Republican governors push Congress to drop EV tax credits for unions
Washington — Nearly a dozen Republican governors from auto-producing states urged congressional leadership on Wednesday to drop tax credits for union-made electric vehicles from Democrats' climate proposal.
The list includes governors of several states that are home to Detroit Three assembly plants, which are unionized by the United Auto Workers. Among them is Gov. Bill Lee of Tennessee, where Ford Motor Co. recently announced it would spend $5.6 billion to build an EV assembly, battery manufacturing and supplier campus.
"We are deeply concerned that Congress is considering legislation that gives union labor a competitive advantage over non-union labor in the electric vehicle market," the governors wrote in the letter led by South Carolina Gov. Henry McMaster. The governors of Alabama, Arizona, Arkansas, Florida, Georgia, Indiana, Mississippi, Oklahoma and Texas also signed the note.
"We cannot support any proposal that creates a discriminatory environment in our states by punishing autoworkers and car companies because the workers in their plants chose not to unionize. This legislation is not about supporting emerging technology but is instead a punitive attempt to side with labor unions at the cost of both American workers and consumers."
The EV tax credit proposal is part of Democrats' social safety net and climate legislation being debated in Washington. Rep. Dan Kildee, D-Flint Township, and Sen. Debbie Stabenow, D-Lansing, spearheaded the legislation, which would eliminate the automaker cap on EV credits and implement up to $12,500 in point-of-sale consumer rebates.
Vehicles built by union workers would qualify for $4,500 worth of credits, and vehicles with batteries made in the U.S. would get an additional $500 consumer credit. Beginning in 2027, vehicles would have to be assembled in the U.S. to qualify for the full $12,500 worth of credits.
The governors all represent "right-to-work" states, which have state-level laws that bar workers from being required to join a union as a condition of employment and which have a lower rate of union membership than non-right-to-work states. Proponents argue the policy contributes to a more competitive economic climate and protects individual freedoms, while opponents argue it undermines collective bargaining and the higher wages and benefits associated with unions.
New EV investments in right-to-work states by Detroit Three automakers have raised questions among labor advocates about what role the UAW will play in the new operations. The Detroit-based union has struggled to gain a foothold in the South, and its future is predicated on current and would-be members being a key part of the automotive industry's transition to electric vehicles.
Executives at Ford and General Motors Co. have said it is up to workers to determine whether future EV plants in Kentucky, Tennessee and elsewhere will be unionized. Experts have predicted the unionization attempts at Southern plants will face strong political headwinds.

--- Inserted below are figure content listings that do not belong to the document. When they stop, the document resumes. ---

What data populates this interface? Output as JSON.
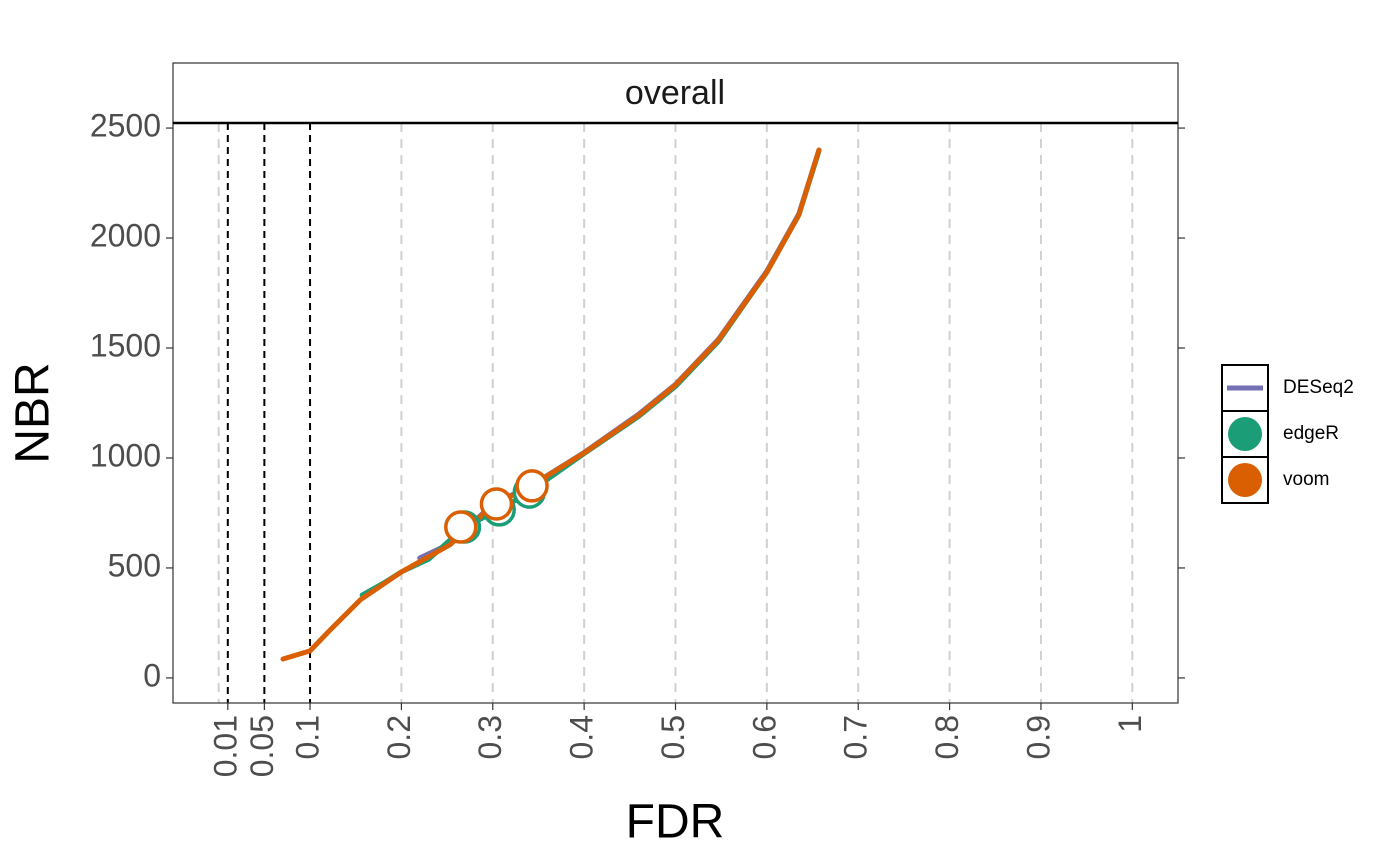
{
  "chart_data": {
    "type": "line",
    "strip": "overall",
    "xlabel": "FDR",
    "ylabel": "NBR",
    "xlim": [
      -0.05,
      1.05
    ],
    "ylim": [
      -114,
      2523
    ],
    "xticks": [
      0.01,
      0.05,
      0.1,
      0.2,
      0.3,
      0.4,
      0.5,
      0.6,
      0.7,
      0.8,
      0.9,
      1
    ],
    "yticks": [
      0,
      500,
      1000,
      1500,
      2000,
      2500
    ],
    "xgrid": [
      0,
      0.2,
      0.3,
      0.4,
      0.5,
      0.6,
      0.7,
      0.8,
      0.9,
      1
    ],
    "thresholds": [
      0.01,
      0.05,
      0.1
    ],
    "legend": "right",
    "series": [
      {
        "name": "DESeq2",
        "color": "#7570b3",
        "x": [
          0.22,
          0.253,
          0.3,
          0.34,
          0.4,
          0.46,
          0.5,
          0.547,
          0.6,
          0.635,
          0.657
        ],
        "values": [
          545,
          610,
          790,
          870,
          1025,
          1200,
          1335,
          1540,
          1850,
          2110,
          2400
        ]
      },
      {
        "name": "edgeR",
        "color": "#1b9e77",
        "x": [
          0.157,
          0.18,
          0.2,
          0.23,
          0.269,
          0.307,
          0.34,
          0.4,
          0.46,
          0.5,
          0.547,
          0.6,
          0.635,
          0.657
        ],
        "values": [
          377,
          430,
          482,
          540,
          686,
          764,
          845,
          1020,
          1190,
          1325,
          1530,
          1845,
          2105,
          2395
        ],
        "points_x": [
          0.269,
          0.307,
          0.34
        ],
        "points_y": [
          686,
          764,
          845
        ]
      },
      {
        "name": "voom",
        "color": "#d95f02",
        "x": [
          0.0704,
          0.1,
          0.122,
          0.155,
          0.2,
          0.253,
          0.3,
          0.34,
          0.4,
          0.46,
          0.5,
          0.547,
          0.6,
          0.635,
          0.657
        ],
        "values": [
          86,
          123,
          218,
          355,
          482,
          605,
          786,
          868,
          1023,
          1195,
          1332,
          1536,
          1845,
          2105,
          2400
        ],
        "points_x": [
          0.265,
          0.304,
          0.343
        ],
        "points_y": [
          686,
          791,
          873
        ]
      }
    ]
  }
}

The governors' letter marks the latest pressure point on the proposed credits, which have been one of the most controversial auto-related elements of the legislation to enact President Joe Biden's agenda. Last week, the Canadian government argued against the credits that incentivize buying autos built in the U.S.
Late last month, executives at 12 major foreign automakers — including Honda Motor Co., BMW AG, Hyundai Motor Co., Nissan Motor Corp., Volkswagen AG and Toyota Motor Corp. — signed a letter to House Speaker Nancy Pelosi, D-Calif., urging her to reject the extra credit for union-made EVs, arguing that the proposal would limit consumer choice and get in the way of reaching President Joe Biden's carbon-reduction goals.
Tesla Inc. CEO Elon Musk, who company is the largest U.S.-based EV producer and does not have unionized assembly plants, has also criticized the proposal.
The United Auto Workers, the Detroit Three carmakers and leading environmental organizations such as the League of Conservation Voters, the Environmental Defense Action Fund and the Sierra Club have expressed support for the legislation.
More than 100 Democratic members of Congress, including all of Michigan's Democratic representatives in the House, also signed a letter to House leadership last week urging Pelosi to retain the EV tax credits, arguing it would bolster the domestic supply chain and create good jobs. The group, led by Rep. Thomas Suozzi, D-New York, argued that union workers earn more than their non-union counterparts and are more likely to have paid sick days and health insurance.
Democrats are negotiating the scope of the partisan package, originally slated to direct around $3.5 trillion in spending to enact major changes to the social safety net and climate policy. There's no indication tax credits are on the chopping block as they seek to narrow the proposal, but negotiations remain in flux. Democratic leaders have said they're aiming for the end of the week to announce an agreement.
The fight over the $4,500 credit for union-made EVs comes as the industry grapples with how to protect jobs for auto workers in the transition to electric vehicles. EVs require fewer parts and less maintenance, leading some in the labor movement to fear workers will be left behind as plants stop producing gas- and diesel-powered vehicles.
The UAW has expressed support for the Biden administration and Detroit Three's push to electrification, but have repeatedly said any federal policy that seeks to accelerate the transition should also include protections for workers.